El Centro ayuda a mejorar los conocimientos lingüísticos para un futuro brillante

13 de septiembre de 2019

Un huracán se llevó a Glenda Padín Rodríguez a Nueva Jersey.

Glenda, natural de Puerto Rico, y su marido decidieron poco después de que el huracán María arrasara la isla en septiembre de 2017 que necesitaban trasladarse al continente.

"Todo cambió", dijo sobre la tormenta mortal, que fue tan catastrófica que su marido, que trabajaba en la construcción y la agricultura, perdió su empleo, y su trayecto diario a la universidad donde trabajaba se convirtió en tres horas, ida y vuelta.

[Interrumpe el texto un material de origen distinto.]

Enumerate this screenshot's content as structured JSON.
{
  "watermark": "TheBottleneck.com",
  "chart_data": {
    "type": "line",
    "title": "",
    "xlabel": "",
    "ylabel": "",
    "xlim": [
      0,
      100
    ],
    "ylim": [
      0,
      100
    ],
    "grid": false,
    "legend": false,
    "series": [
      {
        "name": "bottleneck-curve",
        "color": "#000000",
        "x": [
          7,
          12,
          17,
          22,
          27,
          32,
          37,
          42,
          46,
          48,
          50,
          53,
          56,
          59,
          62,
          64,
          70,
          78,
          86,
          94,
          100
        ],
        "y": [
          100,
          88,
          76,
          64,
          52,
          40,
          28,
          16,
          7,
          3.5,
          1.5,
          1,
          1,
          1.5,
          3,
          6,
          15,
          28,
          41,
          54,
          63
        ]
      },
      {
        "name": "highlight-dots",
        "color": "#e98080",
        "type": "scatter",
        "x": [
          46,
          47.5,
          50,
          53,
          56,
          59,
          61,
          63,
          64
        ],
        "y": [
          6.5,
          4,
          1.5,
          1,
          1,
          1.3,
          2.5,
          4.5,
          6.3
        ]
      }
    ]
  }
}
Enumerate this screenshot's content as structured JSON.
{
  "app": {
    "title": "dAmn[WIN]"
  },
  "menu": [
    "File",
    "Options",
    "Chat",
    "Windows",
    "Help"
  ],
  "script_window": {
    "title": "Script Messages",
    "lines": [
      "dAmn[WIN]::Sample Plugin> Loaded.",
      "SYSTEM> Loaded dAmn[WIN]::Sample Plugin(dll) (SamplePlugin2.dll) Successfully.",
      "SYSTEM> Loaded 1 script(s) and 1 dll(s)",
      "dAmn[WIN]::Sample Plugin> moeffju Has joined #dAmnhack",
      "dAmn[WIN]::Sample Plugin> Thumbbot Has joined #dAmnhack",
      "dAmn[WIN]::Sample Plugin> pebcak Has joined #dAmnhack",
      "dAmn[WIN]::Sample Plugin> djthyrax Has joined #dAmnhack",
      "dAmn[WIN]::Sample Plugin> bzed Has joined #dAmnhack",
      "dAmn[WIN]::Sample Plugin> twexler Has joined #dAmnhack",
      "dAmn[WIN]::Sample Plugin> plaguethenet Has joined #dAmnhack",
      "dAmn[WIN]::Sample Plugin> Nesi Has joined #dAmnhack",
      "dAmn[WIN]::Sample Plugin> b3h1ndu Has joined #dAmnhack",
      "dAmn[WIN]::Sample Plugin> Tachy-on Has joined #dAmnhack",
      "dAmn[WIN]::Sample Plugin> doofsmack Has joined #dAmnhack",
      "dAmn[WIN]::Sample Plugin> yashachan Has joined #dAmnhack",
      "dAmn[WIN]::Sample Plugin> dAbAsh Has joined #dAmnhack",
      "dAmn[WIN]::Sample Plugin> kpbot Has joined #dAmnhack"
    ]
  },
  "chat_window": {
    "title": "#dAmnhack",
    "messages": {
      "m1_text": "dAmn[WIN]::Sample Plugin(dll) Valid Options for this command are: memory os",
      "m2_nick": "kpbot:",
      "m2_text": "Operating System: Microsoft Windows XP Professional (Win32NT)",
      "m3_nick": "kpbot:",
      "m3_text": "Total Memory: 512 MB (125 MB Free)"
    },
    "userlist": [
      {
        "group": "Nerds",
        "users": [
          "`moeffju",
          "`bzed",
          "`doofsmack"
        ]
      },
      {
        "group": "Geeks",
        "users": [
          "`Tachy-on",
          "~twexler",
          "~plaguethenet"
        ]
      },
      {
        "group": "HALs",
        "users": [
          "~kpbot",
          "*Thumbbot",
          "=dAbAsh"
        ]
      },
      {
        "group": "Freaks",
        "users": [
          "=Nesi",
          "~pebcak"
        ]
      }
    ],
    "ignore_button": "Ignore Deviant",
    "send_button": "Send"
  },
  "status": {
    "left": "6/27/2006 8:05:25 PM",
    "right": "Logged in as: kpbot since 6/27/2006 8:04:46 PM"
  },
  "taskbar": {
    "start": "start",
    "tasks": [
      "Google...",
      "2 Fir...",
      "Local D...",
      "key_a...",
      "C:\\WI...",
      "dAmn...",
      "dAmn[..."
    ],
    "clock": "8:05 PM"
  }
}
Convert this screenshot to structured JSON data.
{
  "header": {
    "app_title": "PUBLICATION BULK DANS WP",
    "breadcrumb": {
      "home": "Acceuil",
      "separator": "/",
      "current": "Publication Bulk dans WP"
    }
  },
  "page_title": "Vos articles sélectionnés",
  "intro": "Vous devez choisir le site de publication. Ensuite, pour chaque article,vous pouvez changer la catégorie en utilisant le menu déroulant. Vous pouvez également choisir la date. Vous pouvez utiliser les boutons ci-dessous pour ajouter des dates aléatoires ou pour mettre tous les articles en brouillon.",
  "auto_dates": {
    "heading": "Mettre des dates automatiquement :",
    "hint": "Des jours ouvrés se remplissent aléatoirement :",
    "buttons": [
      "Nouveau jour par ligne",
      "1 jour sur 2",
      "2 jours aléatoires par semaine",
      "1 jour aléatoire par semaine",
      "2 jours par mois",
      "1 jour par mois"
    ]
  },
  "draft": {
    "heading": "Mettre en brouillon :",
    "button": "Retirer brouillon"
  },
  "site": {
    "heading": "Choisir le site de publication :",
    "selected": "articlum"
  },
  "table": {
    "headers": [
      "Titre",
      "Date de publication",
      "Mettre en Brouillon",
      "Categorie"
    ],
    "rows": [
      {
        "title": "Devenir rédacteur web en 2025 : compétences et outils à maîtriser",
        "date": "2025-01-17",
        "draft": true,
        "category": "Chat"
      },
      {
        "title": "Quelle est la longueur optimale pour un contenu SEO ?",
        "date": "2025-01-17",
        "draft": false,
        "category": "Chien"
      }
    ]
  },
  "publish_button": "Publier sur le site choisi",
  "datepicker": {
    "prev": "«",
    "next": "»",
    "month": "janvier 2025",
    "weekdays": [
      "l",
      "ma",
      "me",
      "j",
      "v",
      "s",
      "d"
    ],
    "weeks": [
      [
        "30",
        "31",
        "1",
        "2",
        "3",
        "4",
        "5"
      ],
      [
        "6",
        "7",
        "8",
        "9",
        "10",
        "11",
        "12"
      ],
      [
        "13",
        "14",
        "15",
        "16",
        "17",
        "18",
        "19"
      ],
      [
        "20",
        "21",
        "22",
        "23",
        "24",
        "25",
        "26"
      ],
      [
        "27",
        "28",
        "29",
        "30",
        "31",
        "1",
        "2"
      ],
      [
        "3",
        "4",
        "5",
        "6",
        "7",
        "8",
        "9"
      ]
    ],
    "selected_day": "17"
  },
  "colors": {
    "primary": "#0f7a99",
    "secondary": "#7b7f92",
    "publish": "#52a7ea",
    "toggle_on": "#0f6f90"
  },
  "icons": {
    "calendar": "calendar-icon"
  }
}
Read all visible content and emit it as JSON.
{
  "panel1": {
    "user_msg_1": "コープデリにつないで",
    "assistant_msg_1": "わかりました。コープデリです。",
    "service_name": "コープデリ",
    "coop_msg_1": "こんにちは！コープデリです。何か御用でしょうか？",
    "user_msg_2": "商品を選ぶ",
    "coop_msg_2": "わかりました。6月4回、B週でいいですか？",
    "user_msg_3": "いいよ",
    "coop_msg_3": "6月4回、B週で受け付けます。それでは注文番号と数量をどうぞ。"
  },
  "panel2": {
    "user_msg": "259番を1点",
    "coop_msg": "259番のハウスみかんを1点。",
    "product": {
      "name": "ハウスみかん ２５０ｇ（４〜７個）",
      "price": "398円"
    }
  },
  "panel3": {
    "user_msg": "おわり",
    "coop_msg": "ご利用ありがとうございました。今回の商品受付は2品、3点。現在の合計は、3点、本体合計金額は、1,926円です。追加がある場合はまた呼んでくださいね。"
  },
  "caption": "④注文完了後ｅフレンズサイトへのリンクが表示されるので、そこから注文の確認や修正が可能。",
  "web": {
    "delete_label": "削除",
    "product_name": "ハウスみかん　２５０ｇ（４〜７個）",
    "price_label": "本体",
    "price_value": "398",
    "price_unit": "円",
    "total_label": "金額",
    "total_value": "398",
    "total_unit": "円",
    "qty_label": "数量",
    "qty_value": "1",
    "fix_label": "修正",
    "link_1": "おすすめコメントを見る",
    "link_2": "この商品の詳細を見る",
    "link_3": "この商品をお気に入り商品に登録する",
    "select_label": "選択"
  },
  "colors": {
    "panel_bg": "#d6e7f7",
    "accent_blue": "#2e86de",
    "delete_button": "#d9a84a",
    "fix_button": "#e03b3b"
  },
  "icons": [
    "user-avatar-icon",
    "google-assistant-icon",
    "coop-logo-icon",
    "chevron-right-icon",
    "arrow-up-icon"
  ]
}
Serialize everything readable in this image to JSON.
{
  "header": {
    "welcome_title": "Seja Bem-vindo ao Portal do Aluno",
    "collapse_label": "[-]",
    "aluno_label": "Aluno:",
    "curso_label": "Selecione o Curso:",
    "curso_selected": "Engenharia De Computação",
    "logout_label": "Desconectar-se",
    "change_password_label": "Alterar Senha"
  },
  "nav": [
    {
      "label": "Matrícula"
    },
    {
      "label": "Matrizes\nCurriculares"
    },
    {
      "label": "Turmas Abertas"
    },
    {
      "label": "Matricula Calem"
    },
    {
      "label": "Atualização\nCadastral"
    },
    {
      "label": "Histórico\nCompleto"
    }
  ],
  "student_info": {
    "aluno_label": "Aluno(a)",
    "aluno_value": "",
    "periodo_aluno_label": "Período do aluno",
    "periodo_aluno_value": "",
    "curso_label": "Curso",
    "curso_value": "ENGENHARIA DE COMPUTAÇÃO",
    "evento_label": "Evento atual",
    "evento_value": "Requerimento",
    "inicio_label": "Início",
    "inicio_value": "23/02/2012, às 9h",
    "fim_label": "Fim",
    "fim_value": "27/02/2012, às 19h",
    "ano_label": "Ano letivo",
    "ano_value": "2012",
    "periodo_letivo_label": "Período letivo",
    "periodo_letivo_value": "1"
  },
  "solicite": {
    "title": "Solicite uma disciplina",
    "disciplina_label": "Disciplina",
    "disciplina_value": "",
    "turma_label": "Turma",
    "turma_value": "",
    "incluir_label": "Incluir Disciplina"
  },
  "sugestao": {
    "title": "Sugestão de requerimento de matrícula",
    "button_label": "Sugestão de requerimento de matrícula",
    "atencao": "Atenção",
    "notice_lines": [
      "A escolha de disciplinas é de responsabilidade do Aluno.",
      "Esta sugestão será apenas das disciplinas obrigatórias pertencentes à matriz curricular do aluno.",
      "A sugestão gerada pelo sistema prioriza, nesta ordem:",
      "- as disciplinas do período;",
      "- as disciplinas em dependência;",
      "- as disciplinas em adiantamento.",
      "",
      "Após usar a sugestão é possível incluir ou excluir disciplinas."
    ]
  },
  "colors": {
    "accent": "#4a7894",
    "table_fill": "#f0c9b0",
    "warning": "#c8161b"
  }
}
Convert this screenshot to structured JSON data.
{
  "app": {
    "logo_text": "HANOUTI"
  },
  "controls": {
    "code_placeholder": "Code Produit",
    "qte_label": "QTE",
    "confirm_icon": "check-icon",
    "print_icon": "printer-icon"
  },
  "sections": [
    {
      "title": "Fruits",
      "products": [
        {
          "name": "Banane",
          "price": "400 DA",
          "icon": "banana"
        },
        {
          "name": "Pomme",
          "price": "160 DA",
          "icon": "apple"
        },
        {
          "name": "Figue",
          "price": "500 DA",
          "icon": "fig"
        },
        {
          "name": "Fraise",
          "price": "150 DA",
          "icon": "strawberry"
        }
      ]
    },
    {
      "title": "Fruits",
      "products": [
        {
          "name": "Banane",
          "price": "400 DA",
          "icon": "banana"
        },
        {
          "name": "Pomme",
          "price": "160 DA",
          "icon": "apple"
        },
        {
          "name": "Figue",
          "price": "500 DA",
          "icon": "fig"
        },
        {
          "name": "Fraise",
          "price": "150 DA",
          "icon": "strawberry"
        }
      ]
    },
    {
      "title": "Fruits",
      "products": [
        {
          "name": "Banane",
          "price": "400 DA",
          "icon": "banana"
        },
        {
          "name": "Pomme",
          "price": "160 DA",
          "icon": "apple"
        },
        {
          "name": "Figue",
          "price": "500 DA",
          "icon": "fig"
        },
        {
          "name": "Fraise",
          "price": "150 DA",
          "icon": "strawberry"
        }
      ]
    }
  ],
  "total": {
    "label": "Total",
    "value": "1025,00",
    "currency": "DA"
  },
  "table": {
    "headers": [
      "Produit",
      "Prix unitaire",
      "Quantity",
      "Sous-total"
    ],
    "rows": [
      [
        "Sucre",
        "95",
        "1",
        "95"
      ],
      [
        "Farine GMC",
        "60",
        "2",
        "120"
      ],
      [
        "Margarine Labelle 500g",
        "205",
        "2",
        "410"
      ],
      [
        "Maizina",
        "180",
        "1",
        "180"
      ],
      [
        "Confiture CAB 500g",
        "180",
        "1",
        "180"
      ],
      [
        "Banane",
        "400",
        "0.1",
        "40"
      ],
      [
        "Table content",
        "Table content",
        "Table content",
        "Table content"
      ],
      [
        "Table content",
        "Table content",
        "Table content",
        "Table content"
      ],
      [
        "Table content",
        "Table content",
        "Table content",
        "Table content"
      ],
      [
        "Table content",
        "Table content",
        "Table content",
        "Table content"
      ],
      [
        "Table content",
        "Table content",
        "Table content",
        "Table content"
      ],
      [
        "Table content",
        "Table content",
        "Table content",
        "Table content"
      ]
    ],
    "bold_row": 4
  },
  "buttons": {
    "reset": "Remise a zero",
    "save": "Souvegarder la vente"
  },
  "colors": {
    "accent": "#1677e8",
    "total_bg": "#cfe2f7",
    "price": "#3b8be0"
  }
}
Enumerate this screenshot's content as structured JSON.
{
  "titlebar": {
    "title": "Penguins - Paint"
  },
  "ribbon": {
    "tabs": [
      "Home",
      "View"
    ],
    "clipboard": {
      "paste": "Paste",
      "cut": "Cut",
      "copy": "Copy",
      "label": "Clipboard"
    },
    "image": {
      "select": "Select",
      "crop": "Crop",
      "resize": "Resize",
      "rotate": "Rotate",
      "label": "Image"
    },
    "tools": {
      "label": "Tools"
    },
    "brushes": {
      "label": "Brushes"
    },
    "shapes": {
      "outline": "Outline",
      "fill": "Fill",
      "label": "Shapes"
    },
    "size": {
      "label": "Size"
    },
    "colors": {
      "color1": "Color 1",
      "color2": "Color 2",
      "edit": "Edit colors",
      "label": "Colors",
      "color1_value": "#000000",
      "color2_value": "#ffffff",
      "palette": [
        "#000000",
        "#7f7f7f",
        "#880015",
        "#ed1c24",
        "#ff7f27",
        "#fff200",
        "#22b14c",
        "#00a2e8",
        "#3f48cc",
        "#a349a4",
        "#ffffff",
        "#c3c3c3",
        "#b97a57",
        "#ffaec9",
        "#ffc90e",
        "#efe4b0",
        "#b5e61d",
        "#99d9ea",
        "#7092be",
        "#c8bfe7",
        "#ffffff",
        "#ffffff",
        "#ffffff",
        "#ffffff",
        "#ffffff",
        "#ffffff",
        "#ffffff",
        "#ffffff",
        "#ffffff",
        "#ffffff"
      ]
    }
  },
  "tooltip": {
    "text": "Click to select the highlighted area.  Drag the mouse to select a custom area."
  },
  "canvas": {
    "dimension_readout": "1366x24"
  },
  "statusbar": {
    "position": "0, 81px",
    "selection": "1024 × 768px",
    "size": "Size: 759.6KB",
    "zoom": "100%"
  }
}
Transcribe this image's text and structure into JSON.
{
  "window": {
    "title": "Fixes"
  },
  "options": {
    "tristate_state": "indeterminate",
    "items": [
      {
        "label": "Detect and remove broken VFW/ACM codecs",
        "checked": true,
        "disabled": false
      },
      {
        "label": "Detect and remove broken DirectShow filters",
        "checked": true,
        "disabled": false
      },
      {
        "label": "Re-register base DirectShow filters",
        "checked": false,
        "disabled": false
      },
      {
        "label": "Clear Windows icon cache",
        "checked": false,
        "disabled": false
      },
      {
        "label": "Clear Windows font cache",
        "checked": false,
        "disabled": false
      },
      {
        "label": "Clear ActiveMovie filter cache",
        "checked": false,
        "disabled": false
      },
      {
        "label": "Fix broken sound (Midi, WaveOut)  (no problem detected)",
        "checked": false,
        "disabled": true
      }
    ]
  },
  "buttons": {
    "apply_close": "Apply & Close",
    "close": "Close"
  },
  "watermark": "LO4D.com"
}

Eligieron Pittsburgh, donde vivía el hermano de su marido, pero el pasado febrero se trasladaron a Central Jersey, donde tenían más familia.

Glenda, hispanohablante nativa, podía hablar inglés, pero se dio cuenta de que su boca no siempre podía seguir el ritmo de su cerebro cuando se trataba de comunicarse aquí. Así que acudió a El Centro, el programa de Caridades Católicas de la diócesis de Trenton que atiende a la comunidad latina del condado de Mercer. Allí se matriculó en clases de inglés como segunda lengua (ESL) para mejorar su inglés, y rápidamente pasó de las clases para principiantes e intermedios a la clase avanzada.

En Pittsburgh, la barrera del idioma le costó varias oportunidades de trabajo. En El Centro, mientras perfeccionaba su inglés, pidió a los profesores de ESL que revisaran su currículum y su carta de presentación y la ayudaran a practicar para las entrevistas de trabajo. Después de sólo tres meses, Glenda solicitó un trabajo como especialista de casos bilingüe en el Programa de Crecimiento Familiar de Caridades Católicas en Ewing, un programa de asesoramiento para niños, adultos y familias. En mayo, consiguió el trabajo.

"Siento que este es mi hogar, porque desde la primera persona que trató de ayudarme (la recepcionista de El Centro, Sacha Landaverde), todos fueron muy amables", dijo Glenda. "Todos los profesores son muy amables, siempre prestando atención si una persona necesita ayuda o tiene una pregunta. Me sentí muy bien en El Centro. Tenía ganas de aprender mejor el idioma".

Las clases de ESL de El Centro ya no se adaptan a su horario, pero su nuevo trabajo le proporciona esencialmente clases de ESL a tiempo completo, ya que diariamente interactúa con personas de todos los orígenes.

"Ahora todos mis compañeros son mis profesores. Cuando almuerzo, entablo conversación con los consejeros y aprendo", dice, y añade riendo: "Y ellos también aprenden, porque les enseño una o dos palabras en español".

Madre de dos hijos, Glenda dice que su hijo adolescente ha perfeccionado sus conocimientos de inglés en la escuela y le gusta burlarse de ella cuando pronuncia mal las palabras. Glenda se encoge de hombros. Más difíciles de ignorar son las personas con las que se encuentra y que suponen que su acento significa que no es estadounidense.

"Algunas personas te miran como si no pertenecieras a este lugar", dijo. "Día a día, me esfuerzo por hablar de la manera correcta".

Roberto Hernández, que dirige el programa El Centro desde sus inicios en 1999, afirma que la intolerancia puede silenciar a los hispanohablantes nativos. "Algunas personas que no hablan bien inglés tienden a callarse y no hablar", dice Hernández. "Pero las personas que hablan con acento tienen la capacidad de hablar dos idiomas. Tenemos que abandonar la idea errónea de que porque alguien hable con acento es un ignorante. Al contrario, son muy inteligentes. Saben dos idiomas".